Python 2 vs. Python 3 - urllib formats

Dan Lew picture Dan Lew · Jun 28, 2010 · Viewed 14.6k times · Source

I'm getting really tired of trying to figure out why this code works in Python 2 and not in Python 3. I'm just trying to grab a page of json and then parse it. Here's the code in Python 2:

import urllib, json
response = urllib.urlopen("http://reddit.com/.json")
content = response.read()
data = json.loads(content)

I thought the equivalent code in Python 3 would be this:

import urllib.request, json
response = urllib.request.urlopen("http://reddit.com/.json")
content = response.read()
data = json.loads(content)

But it blows up in my face, because the data returned by read() is a "bytes" type. However, I cannot for the life of me get it to convert to something that json will be able to parse. I know from the headers that reddit is trying to send utf-8 back to me, but I can't seem to get the bytes to decode into utf-8:

import urllib.request, json
response = urllib.request.urlopen("http://reddit.com/.json")
content = response.read()
data = json.loads(content.decode("utf8"))

What am I doing wrong?

Edit: the problem is that I cannot get the data into a usable state; even though json loads the data, part of it is undisplayable, and I want to be able to print the data to the screen.
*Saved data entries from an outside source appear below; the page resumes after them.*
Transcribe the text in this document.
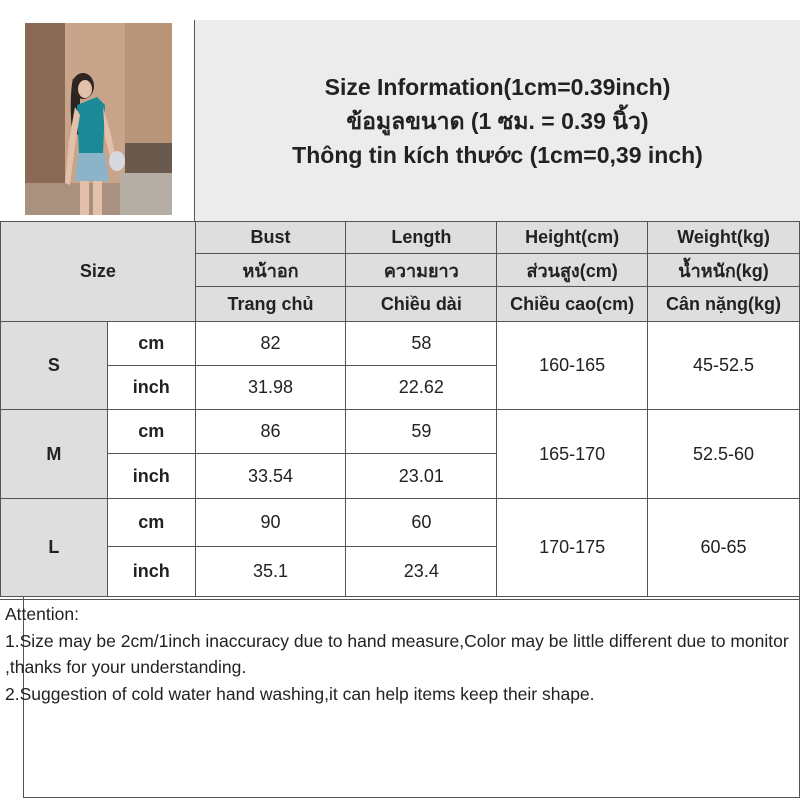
Size Information(1cm=0.39inch)
ข้อมูลขนาด (1 ซม. = 0.39 นิ้ว)
Thông tin kích thước (1cm=0,39 inch)
Size		Bust	Length	Height(cm)	Weight(kg)
		หน้าอก	ความยาว	ส่วนสูง(cm)	น้ำหนัก(kg)
		Trang chủ	Chiều dài	Chiều cao(cm)	Cân nặng(kg)
S	cm	82	58	160-165	45-52.5
	inch	31.98	22.62		
M	cm	86	59	165-170	52.5-60
	inch	33.54	23.01		
L	cm	90	60	170-175	60-65
	inch	35.1	23.4		

Attention:

1.Size may be 2cm/1inch inaccuracy due to hand measure,Color may be little different due to monitor ,thanks for your understanding.

2.Suggestion of cold water hand washing,it can help items keep their shape.
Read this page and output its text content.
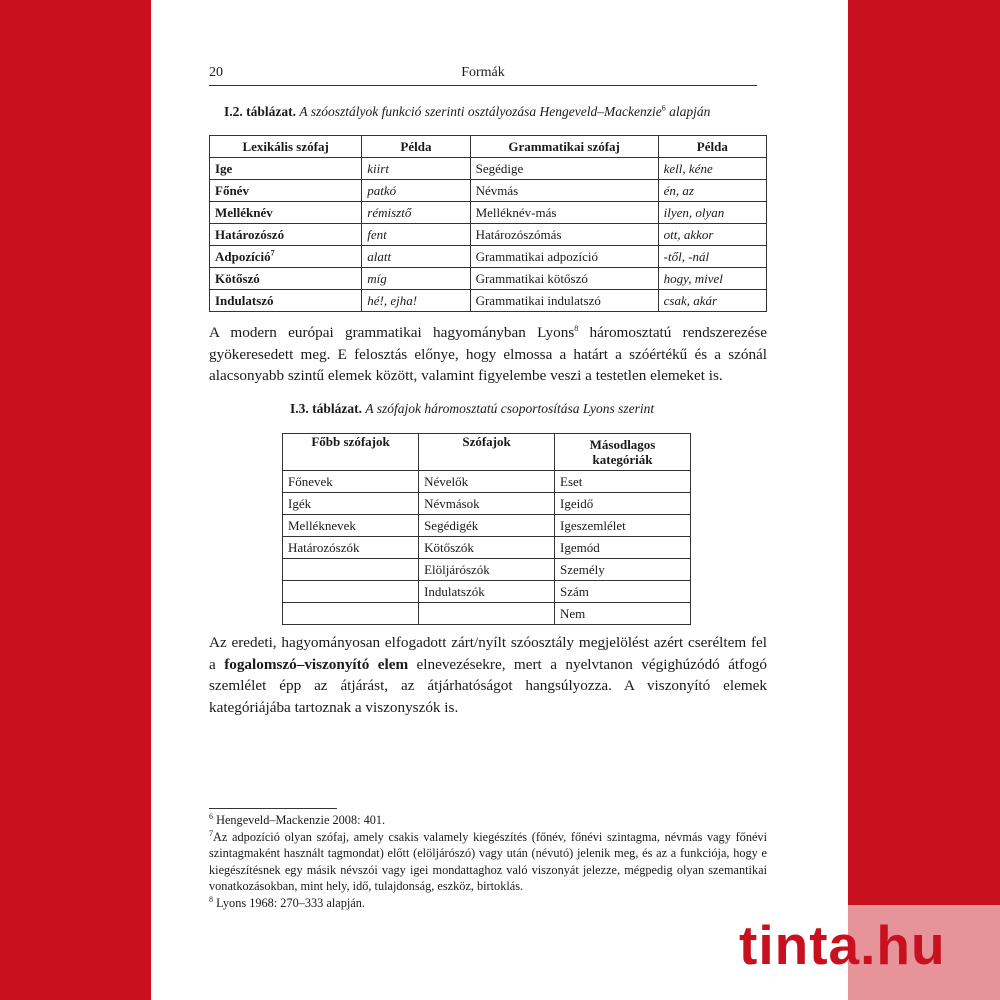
20	Formák
I.2. táblázat. A szóosztályok funkció szerinti osztályozása Hengeveld–Mackenzie$^6$ alapján
Lexikális szófaj	Példa	Grammatikai szófaj	Példa
Ige	kiirt	Segédige	kell, kéne
Főnév	patkó	Névmás	én, az
Melléknév	rémisztő	Melléknév-más	ilyen, olyan
Határozószó	fent	Határozószómás	ott, akkor
Adpozíció$^7$	alatt	Grammatikai adpozíció	-től, -nál
Kötőszó	míg	Grammatikai kötőszó	hogy, mivel
Indulatszó	hé!, ejha!	Grammatikai indulatszó	csak, akár
A modern európai grammatikai hagyományban Lyons$^8$ háromosztatú rendszerezése gyökeresedett meg. E felosztás előnye, hogy elmossa a határt a szóértékű és a szónál alacsonyabb szintű elemek között, valamint figyelembe veszi a testetlen elemeket is.
I.3. táblázat. A szófajok háromosztatú csoportosítása Lyons szerint
Főbb szófajok	Szófajok	Másodlagos kategóriák
Főnevek	Névelők	Eset
Igék	Névmások	Igeidő
Melléknevek	Segédigék	Igeszemlélet
Határozószók	Kötőszók	Igemód
	Elöljárószók	Személy
	Indulatszók	Szám
		Nem
Az eredeti, hagyományosan elfogadott zárt/nyílt szóosztály megjelölést azért cseréltem fel a fogalomszó–viszonyító elem elnevezésekre, mert a nyelvtanon végighúzódó átfogó szemlélet épp az átjárást, az átjárhatóságot hangsúlyozza. A viszonyító elemek kategóriájába tartoznak a viszonyszók is.
$^6$ Hengeveld–Mackenzie 2008: 401.
$^7$Az adpozíció olyan szófaj, amely csakis valamely kiegészítés (főnév, főnévi szintagma, névmás vagy főnévi szintagmaként használt tagmondat) előtt (elöljárószó) vagy után (névutó) jelenik meg, és az a funkciója, hogy e kiegészítésnek egy másik névszói vagy igei mondattaghoz való viszonyát jelezze, mégpedig olyan szemantikai vonatkozásokban, mint hely, idő, tulajdonság, eszköz, birtoklás.
$^8$ Lyons 1968: 270–333 alapján.
tinta.hu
Second edit: The problem has more to do with print than parsing, it seems. Alex's answer provides a way for the script to work in Python 3, by setting the IO to utf8. But a question still remains: why is it that the code worked in Python 2, but not Python 3?

Answer

Alex Martelli picture Alex Martelli · Jun 28, 2010

The code you post is presumably due to wrong cut-and-paste operations because it's clearly wrong in both versions (f.read() fails because there's no f barename defined).

In Py3, ur = response.decode('utf8') works perfectly well for me, as does the following json.loads(ur). Maybe the wrong copys-and-pastes affected your 2-to-3 conversion attempts.